Догорающий, чадящий «ишачок» остался далеко позади, но обезображенное ожогами, некогда деревенски простецкое лицо бередило душу. Это была первая смерть, увиденная мною на войне, оборвавшая чью‑то жизнь на самом ее взлете. Записать бы фамилию летчика, запомнить его… Да ведь не разрешали записывать, вести дневники, фотографировать. Хотя чего уж фотографировать при нашей вопиющей бедности и фронтовом неуюте… Эти постоянные унизительные запреты якобы во имя всеохватной и повсеместной военной тайны выхолащивали нас духовно, лишали личной исторической памяти, из которой, факт к факту и опыт к опыту, складывается в конце концов и большая история народа.

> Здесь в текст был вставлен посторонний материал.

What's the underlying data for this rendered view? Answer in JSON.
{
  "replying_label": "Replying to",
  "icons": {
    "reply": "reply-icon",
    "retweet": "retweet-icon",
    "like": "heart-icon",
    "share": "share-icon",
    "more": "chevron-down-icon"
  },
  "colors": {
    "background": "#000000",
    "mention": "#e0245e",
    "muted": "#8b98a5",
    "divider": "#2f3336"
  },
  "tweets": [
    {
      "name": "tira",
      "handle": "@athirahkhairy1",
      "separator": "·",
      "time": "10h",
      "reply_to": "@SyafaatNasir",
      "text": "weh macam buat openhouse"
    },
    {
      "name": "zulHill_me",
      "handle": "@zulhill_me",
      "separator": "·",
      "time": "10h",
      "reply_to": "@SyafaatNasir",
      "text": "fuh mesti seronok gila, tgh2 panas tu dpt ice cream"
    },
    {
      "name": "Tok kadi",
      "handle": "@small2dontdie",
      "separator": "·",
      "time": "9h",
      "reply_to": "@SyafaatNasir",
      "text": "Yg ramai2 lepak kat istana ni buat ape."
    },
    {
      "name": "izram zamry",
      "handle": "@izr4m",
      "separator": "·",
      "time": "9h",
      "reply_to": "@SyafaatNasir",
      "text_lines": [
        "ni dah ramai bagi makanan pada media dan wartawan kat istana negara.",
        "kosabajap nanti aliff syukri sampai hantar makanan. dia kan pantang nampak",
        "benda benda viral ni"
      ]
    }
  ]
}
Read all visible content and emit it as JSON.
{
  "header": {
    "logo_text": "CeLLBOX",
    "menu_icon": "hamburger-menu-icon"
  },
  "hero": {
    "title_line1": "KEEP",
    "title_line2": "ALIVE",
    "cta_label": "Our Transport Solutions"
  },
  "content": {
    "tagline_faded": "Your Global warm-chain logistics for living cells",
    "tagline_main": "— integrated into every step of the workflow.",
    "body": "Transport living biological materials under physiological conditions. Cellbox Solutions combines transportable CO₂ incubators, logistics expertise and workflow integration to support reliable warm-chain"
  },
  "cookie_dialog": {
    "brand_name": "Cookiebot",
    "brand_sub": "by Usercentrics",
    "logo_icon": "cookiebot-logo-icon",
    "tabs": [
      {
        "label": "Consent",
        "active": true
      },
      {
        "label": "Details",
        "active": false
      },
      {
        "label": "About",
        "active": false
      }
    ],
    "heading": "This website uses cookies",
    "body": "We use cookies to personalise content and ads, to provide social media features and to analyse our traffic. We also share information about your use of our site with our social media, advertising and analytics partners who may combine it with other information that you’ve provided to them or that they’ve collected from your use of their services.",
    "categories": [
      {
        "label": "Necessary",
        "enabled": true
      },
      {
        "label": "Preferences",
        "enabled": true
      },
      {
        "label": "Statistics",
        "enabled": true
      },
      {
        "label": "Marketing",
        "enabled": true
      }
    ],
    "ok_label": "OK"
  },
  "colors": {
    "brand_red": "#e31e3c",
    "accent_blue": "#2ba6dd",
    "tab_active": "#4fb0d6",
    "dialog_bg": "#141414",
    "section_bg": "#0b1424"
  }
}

У немцев, например, едва ли не у каждого была «лейка», и если они проиграли войну, то вовсе не по той причине, что чрезмерно увлеклись фотографированием, раскрылись перед врагом. За мной же и в семидесятом в Крыму гонялись сверхбдительно на мотоцикле, увидев фотокамеру с телевичком…
…Числа седьмого или восьмого сентября меня, мелкого, щуплого, в гимнастерке не по росту, в ботинках с обмотками, впёрвые увидел начальник штаба полка капитан Гузенко. Он посмотрел на эти ботиночки, купленные еще до войны в Киеве в «Детском мире», и понял, что красноармейская обувка, конечно, не подошла мне размером. Вообще в моей фигуре и личности было явное несоответствие установившемуся здесь ходу событий, ненормальной их природе.
Тогда мало у кого были награды. Раз армия бежит, отступает — за что же и награждать? И медаль «За отвагу», полученная Гузенко еще за бои на Халхин — Голе, выделяла его среди других командиров, а в моих глазах и возвышала до героя.